Focus su alcune arterie provinciali dopo il maltempo

PISA – A seguito delle copiose piogge occorse dal 10 marzo ed intensificatesi l’11 e 12 marzo, sull’intero territorio della Provincia si sono verificati numerosi smottamenti e franamenti con riversamento di detriti, fango, pietre e terra sulla sede stradale con conseguenti disagi e modifiche alla circolazione stradale, sensi unici alternati o chiusure temporanee. Le strade principalmente coinvolte sono le seguenti. La S.P. N°5 “Francesca” già chiusa dal giorno 5 marzo per una frana al km. 0+600 (per la quale era prevista la riapertura a senso unico alternato nella data di oggi, 12/3/2013) e che ha invece visto un sensibile ampliamento del movimento esistente, oltre alla apertura di un secondo fronte in direzione Ponte alla Navetta: sviluppi a causa dei quali non è stato possibile procedere alla riapertura, stanti le abbondanti precipitazioni della giornata odierna e previste con allerta meteo anche per le prossime 24 ore. Prospettive circa la tempistica per la riapertura. Domani e dopodomani (auspicando siano scongiurate piogge di portata tale, per gli eventuali effetti, da sconvolgere i programmi operativi fissati oggi) sono previsti sopralluoghi al fine di stabilire le modalità di lavoro con cui intervenire sulla nuova (e più grave) situazione di dissesto: indicazioni in merito alla riapertura arriveranno in base agli esiti di tali sopralluoghi.

La S.P. N°15 “Volterrana”, interessata da 3 movimenti franosi. Il primo al Km 3+500 con uno smottamento lato monte di estensione pari a circa 30 metri, ha coinvolto la corsia lato monte e ha comportato la chiusura della strada per l’intera mattinata. A seguito di intervento è stato possibile riaprire il tratto con l’istituzione di un senso unico alternato regolato da semaforo. Il secondo movimento franoso al km 9+300 circa, con uno smottamento lato monte di estensione pari a circa 20 metri, ha interessato la corsia lato monte e ha comportato la chiusura della strada per l’intera mattinata. Anche in tal caso a seguito di intervento la strada è stata completamente riaperta al transito. Il terzo episodio franoso, al km 11+400, è stato caratterizzato da un crollo del muro di controripa per una lunghezza di oltre 50 metri con ingombro della corsia lato monte. La frana ha richiesto l’istituzione di un senso unico alternato regolato da semaforo e, a seguito di intervento, la strada è stata completamente riaperta al transito.

La S.P. N°16 “Del Monte Volterrano”, interessata in vari tratti da smottamenti lato monte che hanno richiesto la temporanea istituzione di un senso unico alternato, attualmente rimossi con conseguente riapertura al transito della intera carreggiata.

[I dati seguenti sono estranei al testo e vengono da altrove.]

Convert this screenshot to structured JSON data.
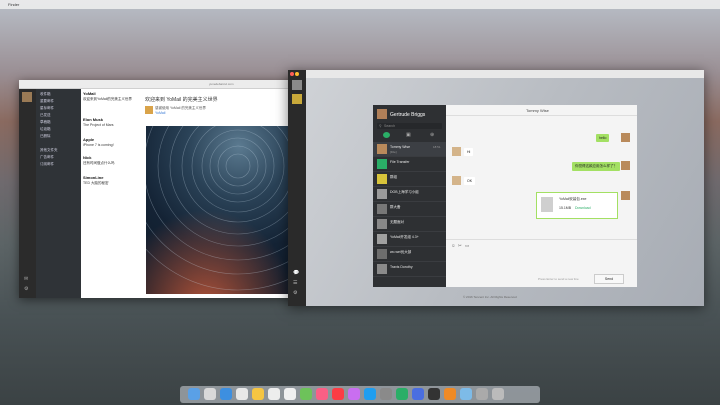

La S.P. N° 35 “Delle Colline di Lari”, interessata da 2 frane: in località Cevoli di Lari ed in località La Guardia di Crespina, Qui si è verificato il crollo di un muro di sostegno che ha invaso la sede stradale determinandone la chiusura temporanea. Attualmente, a seguito di intervento, entrambi i tratti di strada sono completamente riaperti al transito veicolare.

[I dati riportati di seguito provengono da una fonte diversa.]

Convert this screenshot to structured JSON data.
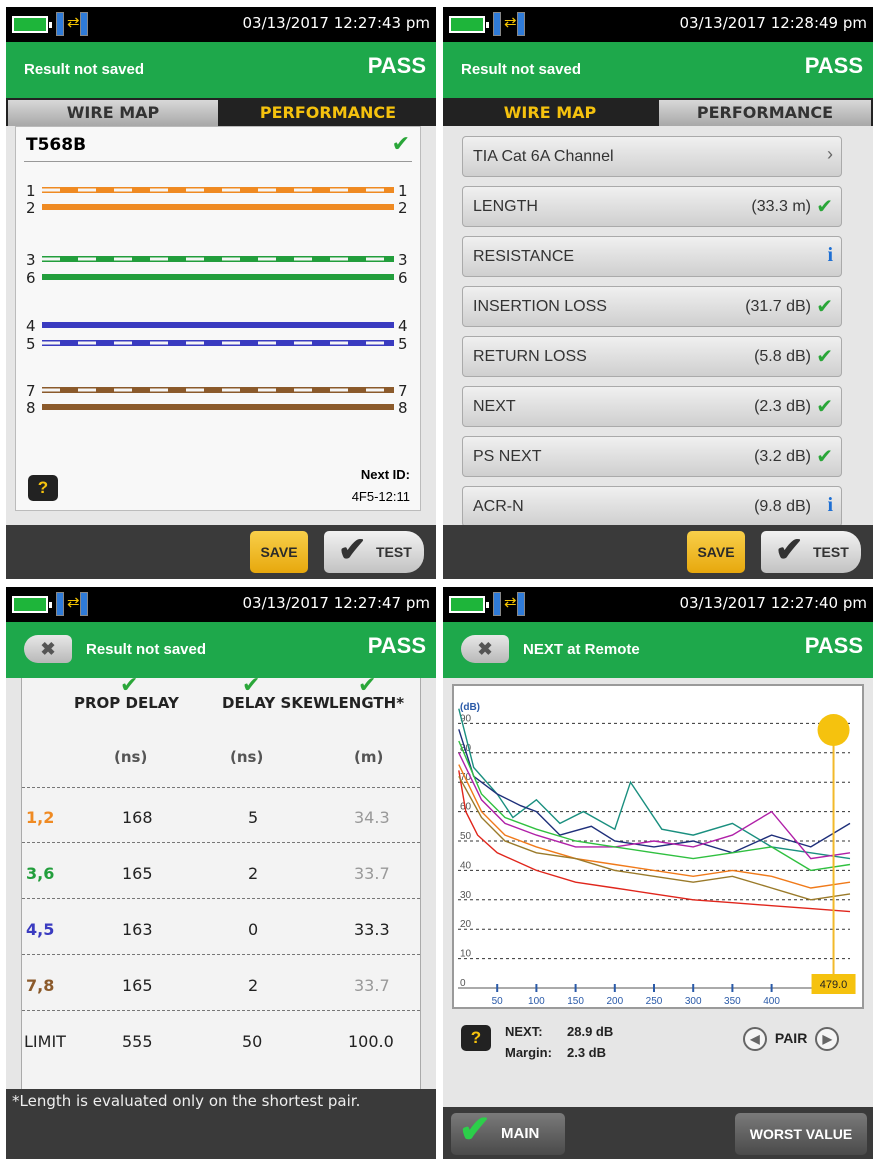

La S.P. N°36 “Palaiese”, interessata da un movimento franoso al km 10+000 lato monte per far fronte al quale si è intervenuti ripulendo la sede stradale dal materiale caduto e alleggerendo la parte inferiore del rilevato, per poi procedere alla riapertura; la successiva evoluzione dello smottamento ha reso necessaria la chiusura a scopo cautelativo per la notte; i lavori riprenderanno immediatamente nella mattinata.

La S.P. N°39 di San Miniato è stata interessata dall’esondazione del fiume Egola, che ha raggiunto la sede stradale sommergendola e rendendola impraticabile per numerose ore.

Infine da numerosi passi carrai che si attestano lato monte sulle strade, la forza dell’acqua meteorica non regimata ha eroso i versanti attraversati trascinando con se e depositando sulla pavimentazione fango, foglie, rami e detriti vari e riempiendo le fosse e le cunette stradali.